韓国ではよく「~女」という呼称が見られる。しかし、これはいい女のたとえではなく、どちらかというと悪いイメージの女性を指す場合が多い。2000年代の初め頃に使われ始めた「テンジャン(味噌)女」から始まり、「キムチ女」、最近は「カンジャン(醤油)女」まで登場した。

 こう並べてみると、なぜか発酵食品名にちなんでいるのが面白い。だが、それぞれ発想は別のところにある。

悪態をつくのは「テンジャン女」

 まず、最初に使われた「テンジャン女」は、一般に悪態をつくときに使う言葉「ジェンジャン」をもじってその音に最も近い「テンジャン」を使っている。
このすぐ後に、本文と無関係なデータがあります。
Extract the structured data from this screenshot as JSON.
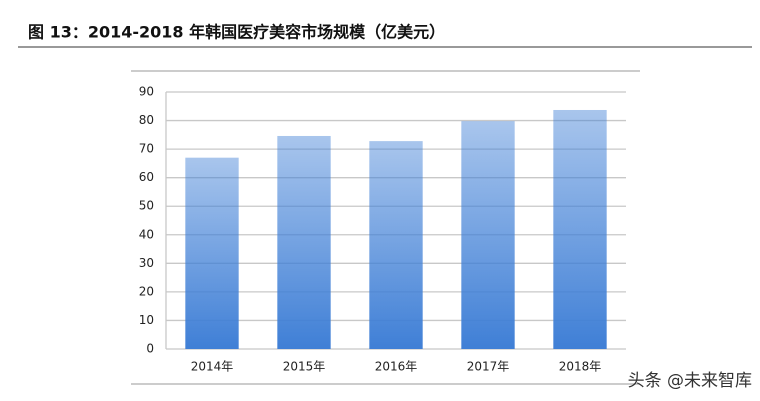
{
  "chart_data": {
    "type": "bar",
    "title": "图 13：2014-2018 年韩国医疗美容市场规模（亿美元）",
    "categories": [
      "2014年",
      "2015年",
      "2016年",
      "2017年",
      "2018年"
    ],
    "values": [
      67,
      74.6,
      72.8,
      79.8,
      83.7
    ],
    "color": "#3f7fd6",
    "ylim": [
      0,
      90
    ],
    "yticks": [
      0,
      10,
      20,
      30,
      40,
      50,
      60,
      70,
      80,
      90
    ],
    "grid": true,
    "watermark": "头条 @未来智库"
  }
}
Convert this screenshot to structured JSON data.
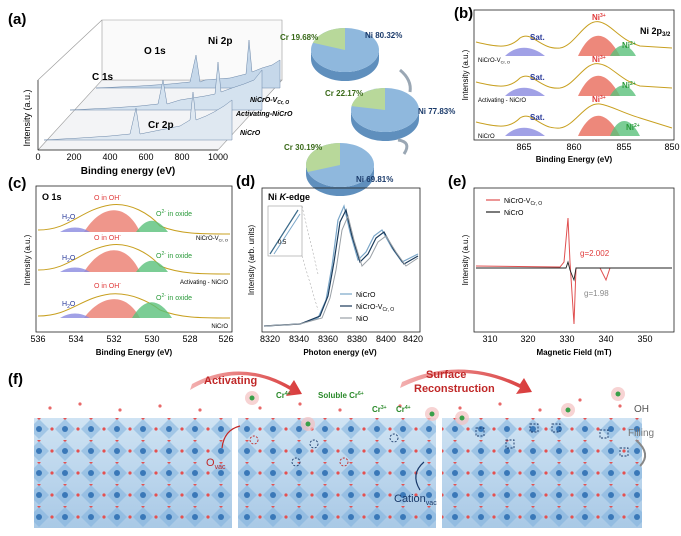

 「テンジャン女」とは、朝はスタバでコーヒーをテイクアウトし、ニューヨーカー気取りでブランチなどを食べる女たちを指していた。

 つまり、見た目は全く韓国人顔なのに、西洋人の真似をして虚栄心を満たしている女子たちに向けて使っていた言葉である。またはブランド品で身を飾る頭の悪い女という意味もある。

 次の「キムチ女」は、見栄っ張りで虚栄心の塊なのは「テンジャン女」と全く同じ流れだが、その範囲が明らかに違う。

 「テンジャン女」は一部の女性たちを卑下して使う言葉だったが、「キムチ女」は韓国の女性一般を指し、卑下する言葉へと発展していった。「キムチ女」同様に「キムチ男」という部類もいる。

 キムチは韓国人の食卓に欠かせない発酵食品である。つまりキムチをこよなく愛する韓国人はキムチを韓国人そのものにたとえて、それに女、または男をつけて、自ら卑下する言葉として使用している。

 具体的に「キムチ女」とは、自分のことを棚に上げて、男に高望みしたり、自分の力ではなく男性に寄りかかって生きる女性という意味である。

 もっとも、この「キムチ女」という言葉がもっぱら使われてきたのは、ネットの世界だった。街中では「キムチ女」などと声に出しては言わないし、テレビやラジオなどの放送では、そのような言葉を使うのはもってのほかという暗黙の了解があった。